3. Où on consent, avec l’autrice, qu’il n’y a pas de flambeau à passer
« La métaphore de la consumation, touchant tout ce qui libère du poids avachissant de l’avarice, n’est pas “vraie”, mais parlante. […] Mon flambeau est mon fardeau, impossible de le troquer pour un autre » ( Ibid . : 307-308).

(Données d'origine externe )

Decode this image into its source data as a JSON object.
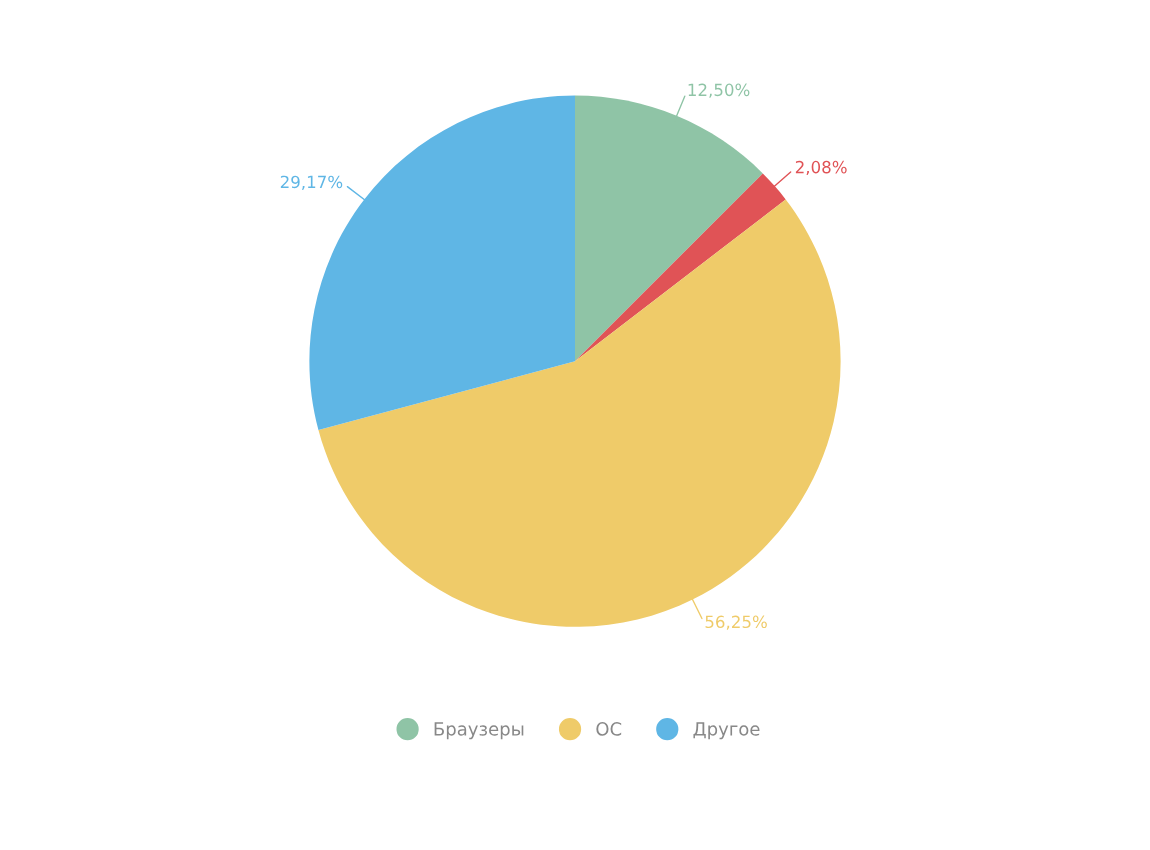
{
  "chart_data": {
    "type": "pie",
    "categories": [
      "Браузеры",
      null,
      "ОС",
      "Другое"
    ],
    "values": [
      12.5,
      2.08,
      56.25,
      29.17
    ],
    "value_labels": [
      "12,50%",
      "2,08%",
      "56,25%",
      "29,17%"
    ],
    "colors": [
      "#8fc4a6",
      "#e05356",
      "#efcb69",
      "#5fb6e5"
    ],
    "legend": "bottom"
  }
}
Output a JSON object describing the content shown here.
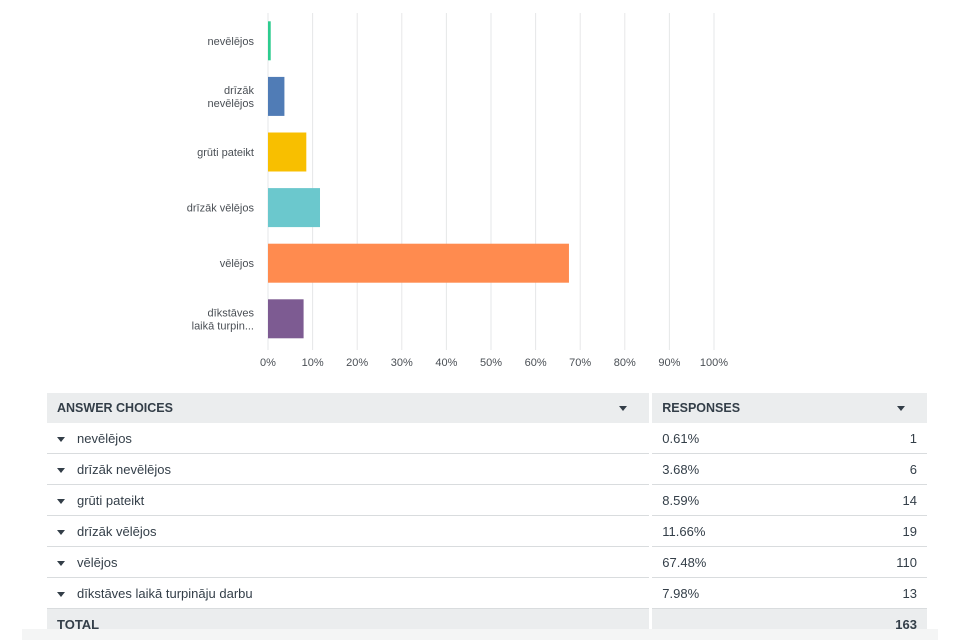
{
  "chart_data": {
    "type": "bar",
    "orientation": "horizontal",
    "categories": [
      "nevēlējos",
      "drīzāk nevēlējos",
      "grūti pateikt",
      "drīzāk vēlējos",
      "vēlējos",
      "dīkstāves laikā turpin..."
    ],
    "category_label_lines": [
      [
        "nevēlējos"
      ],
      [
        "drīzāk",
        "nevēlējos"
      ],
      [
        "grūti pateikt"
      ],
      [
        "drīzāk vēlējos"
      ],
      [
        "vēlējos"
      ],
      [
        "dīkstāves",
        "laikā turpin..."
      ]
    ],
    "values": [
      0.61,
      3.68,
      8.59,
      11.66,
      67.48,
      7.98
    ],
    "colors": [
      "#2dcc8f",
      "#507cb6",
      "#f8bf00",
      "#6bc8cd",
      "#ff8b4f",
      "#7d5b92"
    ],
    "xlim": [
      0,
      100
    ],
    "x_ticks": [
      "0%",
      "10%",
      "20%",
      "30%",
      "40%",
      "50%",
      "60%",
      "70%",
      "80%",
      "90%",
      "100%"
    ],
    "grid": true
  },
  "table": {
    "header_choice": "ANSWER CHOICES",
    "header_responses": "RESPONSES",
    "rows": [
      {
        "label": "nevēlējos",
        "percent": "0.61%",
        "count": "1"
      },
      {
        "label": "drīzāk nevēlējos",
        "percent": "3.68%",
        "count": "6"
      },
      {
        "label": "grūti pateikt",
        "percent": "8.59%",
        "count": "14"
      },
      {
        "label": "drīzāk vēlējos",
        "percent": "11.66%",
        "count": "19"
      },
      {
        "label": "vēlējos",
        "percent": "67.48%",
        "count": "110"
      },
      {
        "label": "dīkstāves laikā turpināju darbu",
        "percent": "7.98%",
        "count": "13"
      }
    ],
    "total_label": "TOTAL",
    "total_count": "163"
  }
}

Lemieux met au chômage le poète « voleur de feu » (Rimbaud, 1960 : 347), cleptomane des flammes. La consumation, si elle ne refuse en rien qu’une communauté de figures en relate l’expérience, se singularise dans les œuvres où elle donne à voir sa puissance. L’expérience d’une faim littéraire exige une initiation par la lecture. Ce n’est en rien une expérience dont une pédagogie donnée parviendrait à capturer le mode de transmission. Il n’y a peut-être pas d’école pour l’angoisse de la pensée et il n’est assurément pas de lieux où la joie étrange, provenant de cette connaissance par la faim, puisse se reposer. Je suis moi-même coupable de prolonger cette chaîne de métaphore, m’embourbant dans le mot de faim que j’élis comme image de ma propre lecture du livre. Par-là, je ne cherche aucunement à produire une mise en abîme, mais bien à illustrer la nature du défi auquel Lemieux a livré longue bataille.
« Ma contribution n’est pas une brique ajoutée au mur de la connaissance. Ma contribution est une métaphore de tout le feu qui s’est imaginé avant moi, en moi » (Lemieux, 2019 : 305). Aussi bien dire que l’expérience de la littérature n’a guère pour symbole l’accumulation matérielle de livres, que son expérience n’aboutit pas à la constitution silencieuse d’une bibliothèque. En effet, à la suite de la lecture, je sentais bien que le « savoir » littéraire n’était rien d’autre qu’une béance dans laquelle on chute, croisant occasionnellement des figures qui y tombent depuis plus longtemps encore que moi. Il semblerait que Catherine Lemieux soit de celles qu’on peut y rencontrer.